Former Attorney General Janet Reno, the best-known member of the field of Democrats vying to oppose Republican incumbent Jeb Bush in the November balloting, raised 26 percent of her $664,000 campaign war-chest outside of Florida last year, state records show.
Pete Sklar, an El Cerrito, Calif. accountant, said he gave $25 to Reno because he believes she would help fix Florida's election process.
"I think the Florida presidential election was certainly influenced by a lot of people from outside Florida," Sklar told Stateline.org, referring to Republican George W. Bush's defeat of Democrat Al Gore in 2000 in an election marred by widespread charges of voting irregularities in Florida.
Attorney Bill McBride, the other leading candidate in this year's Florida Democratic primary, collected 14 percent of his $987.000 in campaign contributions out of state. This was the same percentage as Bush, who is unchallenged for the GOP nomination.Bush raised $2.9 million last year.

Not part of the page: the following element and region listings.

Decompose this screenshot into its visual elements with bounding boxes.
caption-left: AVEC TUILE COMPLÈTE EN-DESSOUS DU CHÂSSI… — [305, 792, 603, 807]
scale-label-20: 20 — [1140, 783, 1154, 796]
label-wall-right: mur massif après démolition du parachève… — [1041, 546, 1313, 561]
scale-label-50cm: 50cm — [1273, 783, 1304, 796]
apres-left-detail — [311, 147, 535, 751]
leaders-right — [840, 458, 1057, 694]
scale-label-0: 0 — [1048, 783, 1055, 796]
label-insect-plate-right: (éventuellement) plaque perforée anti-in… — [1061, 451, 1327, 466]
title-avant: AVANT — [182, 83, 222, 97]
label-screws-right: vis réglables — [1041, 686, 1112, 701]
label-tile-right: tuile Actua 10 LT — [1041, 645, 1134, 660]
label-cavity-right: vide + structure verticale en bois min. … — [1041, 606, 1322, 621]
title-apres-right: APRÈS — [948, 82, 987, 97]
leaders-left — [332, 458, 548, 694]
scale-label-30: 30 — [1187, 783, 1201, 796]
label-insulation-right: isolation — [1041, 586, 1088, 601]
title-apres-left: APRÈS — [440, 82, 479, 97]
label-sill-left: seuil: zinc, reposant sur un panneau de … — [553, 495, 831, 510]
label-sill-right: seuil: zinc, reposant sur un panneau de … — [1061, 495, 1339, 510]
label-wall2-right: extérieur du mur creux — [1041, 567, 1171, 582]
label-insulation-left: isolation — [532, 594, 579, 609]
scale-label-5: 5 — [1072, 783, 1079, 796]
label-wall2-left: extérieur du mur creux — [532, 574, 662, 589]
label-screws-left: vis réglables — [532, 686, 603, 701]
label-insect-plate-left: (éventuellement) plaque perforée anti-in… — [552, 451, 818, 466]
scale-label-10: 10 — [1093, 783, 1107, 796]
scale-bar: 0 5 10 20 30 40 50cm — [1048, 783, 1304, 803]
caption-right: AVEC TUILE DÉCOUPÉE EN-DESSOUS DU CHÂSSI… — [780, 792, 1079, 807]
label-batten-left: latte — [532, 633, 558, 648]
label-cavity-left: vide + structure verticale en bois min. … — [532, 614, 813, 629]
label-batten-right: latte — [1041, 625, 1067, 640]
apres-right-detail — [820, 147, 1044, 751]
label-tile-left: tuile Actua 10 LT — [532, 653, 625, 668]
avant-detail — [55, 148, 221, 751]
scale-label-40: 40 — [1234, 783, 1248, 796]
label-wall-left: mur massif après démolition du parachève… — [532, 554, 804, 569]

Only a handful of states --- Alaska, Michigan, Nebraska, Washington, and Wisconsin-- regulate out-of-state contributions, according to the National Conference of State Legislatures.
In Alaska, total contributions to gubernatorial candidates from non-residents are limited to $20,000.

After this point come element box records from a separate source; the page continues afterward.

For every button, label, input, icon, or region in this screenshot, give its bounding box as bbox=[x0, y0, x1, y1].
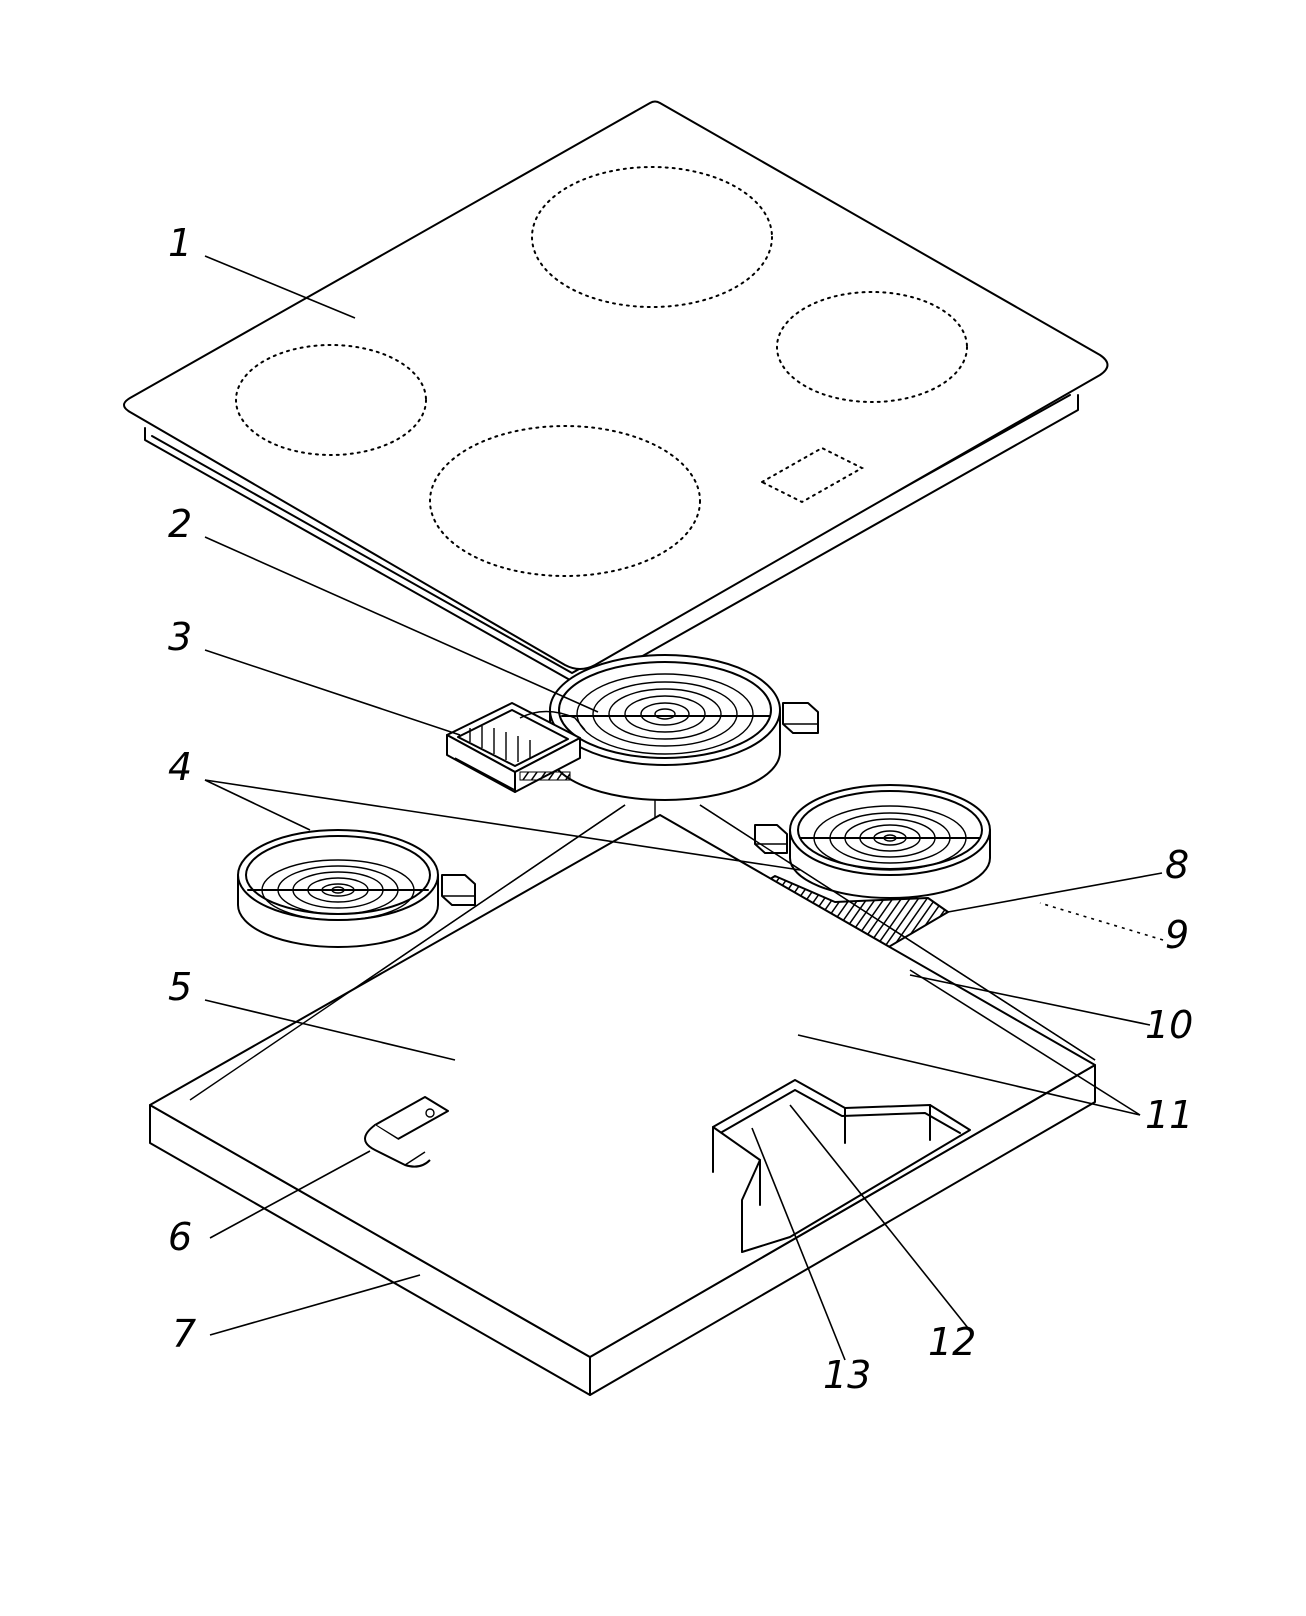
label-1: 1 bbox=[168, 221, 192, 265]
heater-terminal bbox=[441, 874, 476, 906]
heater-rear-center bbox=[549, 654, 819, 801]
control-unit bbox=[446, 702, 586, 793]
label-4: 4 bbox=[168, 745, 192, 789]
heater-terminal bbox=[782, 702, 819, 734]
label-13: 13 bbox=[823, 1353, 871, 1397]
label-10: 10 bbox=[1145, 1003, 1193, 1047]
clip-fastener bbox=[364, 1096, 449, 1168]
cooking-zone-markings bbox=[235, 166, 968, 577]
label-2: 2 bbox=[168, 502, 192, 546]
label-9: 9 bbox=[1165, 913, 1189, 957]
label-12: 12 bbox=[928, 1320, 976, 1364]
label-8: 8 bbox=[1165, 843, 1189, 887]
reference-numerals: 1 2 3 4 5 6 7 8 9 10 11 12 13 bbox=[168, 221, 1193, 1397]
tray-cutout bbox=[712, 1079, 971, 1253]
label-6: 6 bbox=[168, 1215, 192, 1259]
base-tray bbox=[149, 804, 1096, 1396]
glass-top-plate bbox=[123, 100, 1109, 685]
label-7: 7 bbox=[172, 1312, 196, 1356]
heater-rear-right bbox=[754, 784, 991, 899]
leader-lines bbox=[204, 255, 1164, 1361]
label-11: 11 bbox=[1145, 1093, 1193, 1137]
heater-rear-left bbox=[237, 829, 476, 948]
heater-terminal bbox=[754, 824, 788, 854]
label-5: 5 bbox=[168, 965, 192, 1009]
label-3: 3 bbox=[168, 615, 192, 659]
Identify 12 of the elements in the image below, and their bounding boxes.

In Michigan, a law that went into effect last month places a $34,000 limit on the amount of money a group can bundle together and send to a candidate for statewide office. Republican Gov. John Engler signed the bill into law because he "wanted to keep Michigan elections in the hands of Michigan voters," said spokeswoman Susan Shafer.
Nebraska requires candidates for state office to raise 25 percent of funds needed to qualify for matching public campaign funds from Nebraska residents.
Washington bars campaign contributions from businesses which operate out of state and unions and political action committees with fewer than 10 members who are Washington residents.
Wisconsin requires non-resident committees making contributions to register with the secretary of state.
In the past five years, federal courts have struck down restrictions on out-of-state contributions in Oregon and Vermont.
Campaign reform advocates say out-of-state interests shouldn't be able to exert influence in state political campaigns, but others argue that crossing state lines helps less-wealthy candidates, especially women and minorities, draw on a wider pool of contributors.
Joe Solmonese, chief of staff for Emily's List, a national organization that supports pro-choice Democratic women candidates throughout the country, said the new Michigan law is a thinly-disguised GOP message that women should stay in the kitchen and keep out of politics.
Two of the four candidates for the 2002 Democratic gubernatorial nomination in Michigan are women: Attorney General Jennifer Granholm and State Sen. Alma Wheeler Smith.
"The entire bill is an attempt to stop Emily's List from being able to operate in the state of Michigan," Solmonese said. "We're the only (outside) group it would have an effect on in this election cycle."
Republican State Sen. Loren Bennett, who sponsored the measure, denies any malevolent political intent. "It just makes a level playing field here in Michigan. We're just saying that someone running for office in the state of Michigan can't leave the state (to raise money) to circumvent the law," he says.
Out-of-state money doesn't necessarily produce votes. According to a study by The Virginian-Pilot, a Hampton Roads newspaper,. Republican gubernatorial candidate Mark Earley got more out-of-state money (37 percent) than Democrat Mark Warner (31 percent) in last year's election.
Earley's non-Virginia supporters got little to show for their donations. Warner was elected governor of the Old Dominion by a decisive margin.